# Nut Job....



## daboss (Jan 18, 2013)

Howdy!
Light Hearted thread here...
Does anybody else's wife just randomly grab and fondle your balls? My wife does all the time (daily) and seems to get great pleasure from it!
She will come up behind me as I'm cooking or brushing my teeth and reach around to fondle the sack, or when we are laying down in bed she wont let me rest without having her 'fondle'. She sometimes sings while doing this, just to make it seem more annoying as she says she loves my reaction due to it tiickling so much. 
Does anyone else do this!? Lol !


----------



## mineforever (Jan 31, 2013)

Well I do like to fondle them while doing as bj, butvu asually thats it. Hubby never said they were ticklish though. Hmmmm...might have to check that out.
_Posted via Mobile Device_


----------



## Happyquest (Apr 21, 2009)

daboss said:


> Howdy!
> Light Hearted thread here...
> Does anybody else's wife just randomly grab and fondle your balls? My wife does all the time (daily) and seems to get great pleasure from it!
> She will come up behind me as I'm cooking or brushing my teeth and reach around to fondle the sack, or when we are laying down in bed she wont let me rest without having her 'fondle'. She sometimes sings while doing this, just to make it seem more annoying as she says she loves my reaction due to it tiickling so much.
> Does anyone else do this!? Lol !


Lucky guy! I hope this is the biggest problem you face in life. :rofl:


----------



## CuddleBug (Nov 26, 2012)

My wife has never done that but clearly, yours has a balls thing. Good for you. :smthumbup:

That tells me she is adventurous and just goes for it. You have a good woman there.


----------



## daboss (Jan 18, 2013)

Thanks for replying everyone! Once I posted this I wondered if anyone would! Haha. Luckily this is probably our 'biggest problem' Happyquest so we can't complain too much 
And she is a good woman  
I just find it funny that SHE finds it to be so amusing! Luckily she doesn't do this in public She will even occationally do this when she is giving me a bj, and the sensation of that with her mouth will straight away tip me over the edge- between giggles! Haha!


----------



## Almostrecovered (Jul 14, 2011)

tell her you find twisting her nipples amusing


----------



## daboss (Jan 18, 2013)

Nah i wouldn't get any enjoyment out of that. I will suck ther knees and her elbows and she hates it, says it makes her feels like screaming and vomiting at the same time. 
Fun times


----------



## LdyVenus (Dec 1, 2012)

I am more of an @ss lady, myself 
_Posted via Mobile Device_


----------



## roostr (Oct 20, 2012)

:banghead:


----------



## waiwera (Sep 8, 2009)

She is the female version of a 'boob groper'. 
Only a problem...if it's a problem. Do you want it to stop?

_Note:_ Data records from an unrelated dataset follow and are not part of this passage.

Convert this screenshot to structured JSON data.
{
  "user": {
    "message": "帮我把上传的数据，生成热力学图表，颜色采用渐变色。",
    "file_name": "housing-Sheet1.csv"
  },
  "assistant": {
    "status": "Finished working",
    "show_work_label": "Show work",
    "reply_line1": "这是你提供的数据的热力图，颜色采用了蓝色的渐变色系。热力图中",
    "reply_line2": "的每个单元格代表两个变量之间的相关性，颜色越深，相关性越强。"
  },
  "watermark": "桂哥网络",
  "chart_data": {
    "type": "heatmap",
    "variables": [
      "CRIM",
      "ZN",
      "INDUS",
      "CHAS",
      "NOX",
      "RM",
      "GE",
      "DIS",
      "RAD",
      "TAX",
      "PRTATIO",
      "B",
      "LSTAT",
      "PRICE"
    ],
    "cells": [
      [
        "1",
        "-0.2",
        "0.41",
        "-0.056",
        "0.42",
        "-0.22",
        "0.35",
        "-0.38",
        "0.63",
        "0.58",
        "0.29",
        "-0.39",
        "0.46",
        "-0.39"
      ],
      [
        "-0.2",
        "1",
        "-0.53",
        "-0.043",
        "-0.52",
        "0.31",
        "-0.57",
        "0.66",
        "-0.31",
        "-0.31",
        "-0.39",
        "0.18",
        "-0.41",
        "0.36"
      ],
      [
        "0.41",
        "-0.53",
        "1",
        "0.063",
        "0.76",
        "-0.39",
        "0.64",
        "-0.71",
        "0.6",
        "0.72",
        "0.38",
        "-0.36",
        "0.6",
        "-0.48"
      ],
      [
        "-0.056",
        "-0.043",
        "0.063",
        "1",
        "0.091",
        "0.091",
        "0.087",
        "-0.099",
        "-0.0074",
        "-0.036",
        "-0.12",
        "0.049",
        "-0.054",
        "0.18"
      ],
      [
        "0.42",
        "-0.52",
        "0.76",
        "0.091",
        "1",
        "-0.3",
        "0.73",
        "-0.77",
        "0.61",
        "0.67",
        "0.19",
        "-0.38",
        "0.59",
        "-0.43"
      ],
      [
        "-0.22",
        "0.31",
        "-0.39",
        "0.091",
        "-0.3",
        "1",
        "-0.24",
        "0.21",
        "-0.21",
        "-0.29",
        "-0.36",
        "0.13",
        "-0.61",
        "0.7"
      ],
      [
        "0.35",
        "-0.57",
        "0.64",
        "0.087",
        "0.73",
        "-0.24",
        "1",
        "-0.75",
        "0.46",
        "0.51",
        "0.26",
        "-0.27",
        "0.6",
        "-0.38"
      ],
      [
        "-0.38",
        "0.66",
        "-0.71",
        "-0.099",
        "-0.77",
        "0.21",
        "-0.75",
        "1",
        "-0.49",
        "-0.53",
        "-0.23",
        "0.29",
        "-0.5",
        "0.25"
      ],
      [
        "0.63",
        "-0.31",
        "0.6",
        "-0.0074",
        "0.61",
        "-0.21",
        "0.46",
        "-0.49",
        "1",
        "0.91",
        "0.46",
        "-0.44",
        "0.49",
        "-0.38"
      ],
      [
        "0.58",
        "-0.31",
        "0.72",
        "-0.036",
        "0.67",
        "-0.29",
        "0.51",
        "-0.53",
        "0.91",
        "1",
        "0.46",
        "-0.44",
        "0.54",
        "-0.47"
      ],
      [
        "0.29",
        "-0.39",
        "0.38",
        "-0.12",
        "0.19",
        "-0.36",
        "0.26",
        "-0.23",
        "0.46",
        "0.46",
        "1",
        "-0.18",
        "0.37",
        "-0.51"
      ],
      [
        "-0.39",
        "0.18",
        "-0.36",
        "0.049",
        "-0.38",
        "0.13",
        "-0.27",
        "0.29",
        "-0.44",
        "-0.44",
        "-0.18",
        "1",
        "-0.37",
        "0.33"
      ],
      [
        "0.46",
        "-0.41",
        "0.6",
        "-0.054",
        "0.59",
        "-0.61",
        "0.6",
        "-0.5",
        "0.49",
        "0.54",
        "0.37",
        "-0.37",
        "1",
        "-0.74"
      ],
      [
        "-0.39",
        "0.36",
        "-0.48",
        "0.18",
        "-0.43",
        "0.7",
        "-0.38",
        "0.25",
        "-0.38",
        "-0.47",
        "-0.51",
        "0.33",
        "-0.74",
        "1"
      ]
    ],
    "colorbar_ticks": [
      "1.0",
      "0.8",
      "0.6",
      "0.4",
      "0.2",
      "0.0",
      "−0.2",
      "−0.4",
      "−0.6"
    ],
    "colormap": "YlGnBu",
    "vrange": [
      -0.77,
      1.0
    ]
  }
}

I do this occasionally to hubby and he gets a boner immediately and I know not to do it unless i'm happy to... follow through.


----------



## gbrad (Jul 20, 2010)

No, but I don't go for much play/touching with those because of how much it tickles. So she doesn't go there that often. I do like to randomly grab her boobs though, much more often than she likes.


----------



## SunnyT (Jun 22, 2011)

I do that. Mostly because I know HE likes it! I don't sing tho.... good idea!


----------



## it is what it is (Jun 13, 2012)

After lovemaking, I had a partner that would place my hand on his balls for "after play", he said he didn't know what it was, but he enjoyed having his balls cradled in my hands afterwards. Nothing rough, I just held them softly until we usually fell asleep. Very nice, I enjoyed it as well.


----------



## unbelievable (Aug 20, 2010)

Mine does that pretty much all the time in my dreams, not so much in real life....yet.


----------



## ClimbingTheWalls (Feb 16, 2013)

I used to do that. Minus the singing.


----------